Glasgow to Repatriate Benin Bronzes

Glasgow became the latest international organization to return its illegally looted Benin bronzes to Nigeria with the announcement that it would cede all seventeen of the objects currently held in its collection to the country as part of a mass repatriation that will see the country’s museums and institutions return items to India and to the Lakota people of North America. The Glasgow city council voted on the matter last week after receiving requests from the descendants of the items’ rightful owners: the return is the largest repatriation of its kind ever performed in Scotland, according to national newspaper The Herald. 

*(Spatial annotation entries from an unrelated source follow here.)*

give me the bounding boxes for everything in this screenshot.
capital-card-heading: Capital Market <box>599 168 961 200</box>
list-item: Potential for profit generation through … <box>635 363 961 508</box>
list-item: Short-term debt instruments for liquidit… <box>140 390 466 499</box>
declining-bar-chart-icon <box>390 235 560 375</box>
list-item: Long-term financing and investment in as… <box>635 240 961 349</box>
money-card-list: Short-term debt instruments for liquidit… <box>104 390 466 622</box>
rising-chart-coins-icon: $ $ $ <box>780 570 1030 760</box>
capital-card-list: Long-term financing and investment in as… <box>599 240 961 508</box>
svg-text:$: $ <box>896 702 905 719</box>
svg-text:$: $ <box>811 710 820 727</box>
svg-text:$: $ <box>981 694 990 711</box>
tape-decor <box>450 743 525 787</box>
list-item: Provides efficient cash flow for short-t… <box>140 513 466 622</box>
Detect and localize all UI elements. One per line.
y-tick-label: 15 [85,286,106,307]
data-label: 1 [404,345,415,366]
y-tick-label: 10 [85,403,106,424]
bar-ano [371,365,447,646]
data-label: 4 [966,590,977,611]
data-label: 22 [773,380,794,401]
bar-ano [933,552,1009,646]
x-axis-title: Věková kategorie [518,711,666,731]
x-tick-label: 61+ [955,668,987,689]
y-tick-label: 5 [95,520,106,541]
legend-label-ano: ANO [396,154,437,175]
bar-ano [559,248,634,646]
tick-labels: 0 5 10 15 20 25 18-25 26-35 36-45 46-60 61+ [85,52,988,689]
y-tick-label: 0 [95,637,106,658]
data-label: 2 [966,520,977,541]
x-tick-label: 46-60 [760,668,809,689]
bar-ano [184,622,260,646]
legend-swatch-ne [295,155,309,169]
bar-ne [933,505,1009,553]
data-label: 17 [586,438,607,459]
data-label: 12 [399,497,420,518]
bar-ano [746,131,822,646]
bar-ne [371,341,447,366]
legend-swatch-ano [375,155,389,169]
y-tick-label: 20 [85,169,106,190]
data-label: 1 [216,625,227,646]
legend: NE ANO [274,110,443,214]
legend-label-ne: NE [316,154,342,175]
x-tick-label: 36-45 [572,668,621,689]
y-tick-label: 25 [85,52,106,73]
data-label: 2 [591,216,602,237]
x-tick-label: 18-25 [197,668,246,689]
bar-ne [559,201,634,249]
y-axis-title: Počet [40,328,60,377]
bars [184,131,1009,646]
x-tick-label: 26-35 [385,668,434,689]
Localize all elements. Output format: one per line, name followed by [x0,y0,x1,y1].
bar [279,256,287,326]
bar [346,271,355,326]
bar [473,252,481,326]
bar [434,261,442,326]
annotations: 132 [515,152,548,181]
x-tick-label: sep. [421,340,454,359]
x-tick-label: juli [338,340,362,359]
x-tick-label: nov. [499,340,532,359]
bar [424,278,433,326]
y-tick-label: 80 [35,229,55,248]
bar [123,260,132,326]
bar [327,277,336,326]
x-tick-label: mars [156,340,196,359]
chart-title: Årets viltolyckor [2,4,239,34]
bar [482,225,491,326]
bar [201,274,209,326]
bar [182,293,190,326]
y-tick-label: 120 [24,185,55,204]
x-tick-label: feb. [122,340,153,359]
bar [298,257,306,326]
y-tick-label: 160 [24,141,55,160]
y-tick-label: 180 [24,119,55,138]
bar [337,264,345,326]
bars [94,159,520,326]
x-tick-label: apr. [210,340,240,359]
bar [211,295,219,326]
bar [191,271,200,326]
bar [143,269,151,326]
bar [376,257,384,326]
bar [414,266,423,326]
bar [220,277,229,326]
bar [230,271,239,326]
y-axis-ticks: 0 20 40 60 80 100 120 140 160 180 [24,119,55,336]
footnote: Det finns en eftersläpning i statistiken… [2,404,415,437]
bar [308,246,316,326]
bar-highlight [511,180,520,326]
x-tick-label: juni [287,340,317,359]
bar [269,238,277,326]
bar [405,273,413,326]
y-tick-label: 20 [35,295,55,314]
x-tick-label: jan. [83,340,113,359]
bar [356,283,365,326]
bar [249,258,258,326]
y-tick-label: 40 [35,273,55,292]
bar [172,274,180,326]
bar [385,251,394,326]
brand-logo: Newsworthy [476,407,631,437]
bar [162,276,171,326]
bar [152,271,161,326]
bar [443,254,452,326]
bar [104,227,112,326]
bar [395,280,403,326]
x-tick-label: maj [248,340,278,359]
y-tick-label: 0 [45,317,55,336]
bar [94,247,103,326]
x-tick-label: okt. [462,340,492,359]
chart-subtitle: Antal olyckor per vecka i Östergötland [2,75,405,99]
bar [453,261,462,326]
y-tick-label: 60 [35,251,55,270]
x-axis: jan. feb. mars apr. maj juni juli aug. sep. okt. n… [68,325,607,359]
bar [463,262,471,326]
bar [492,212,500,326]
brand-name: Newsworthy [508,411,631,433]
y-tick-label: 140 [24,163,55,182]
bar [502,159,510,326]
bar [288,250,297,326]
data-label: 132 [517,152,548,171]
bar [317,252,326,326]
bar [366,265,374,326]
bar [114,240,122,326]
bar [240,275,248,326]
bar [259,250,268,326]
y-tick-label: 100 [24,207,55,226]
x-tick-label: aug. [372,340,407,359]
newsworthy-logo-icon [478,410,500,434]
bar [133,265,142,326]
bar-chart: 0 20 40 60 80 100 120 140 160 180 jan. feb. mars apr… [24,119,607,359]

The Benin bronzes are likely of the trove of some 90,000 brass, bronze, and ivory objects stolen from the Kingdom of Benin, as Nigeria was then known, in 1897 by British troops and dispersed across the Continent and then to parts west. A number of them are held in the collections of the world’s most prominent arts institutions, though rising pressure has in recent years spurred the return of various of the items. The Smithsonian Institution, in Washington, DC, just last month revealed that it would return the thirty-nine Benin bronzes in its possession, the greatest number repatriated to date. New York’s Metropolitan Museum of Art, Dublin’s National Museum of Ireland, and museums across Germany have also announced the returns of their own Benin Bronzes. At least some of the objects will likely find a home at the yet-to-be built Edo Museum of West African Art in Benin City, Nigeria.

Noted David McDonald, deputy chairman of Glasgow Life, the entity in charge of Scottish museums, “These items are part of the living culture of Benin and will again be used for their original purpose on their return as well as being displayed in museums.”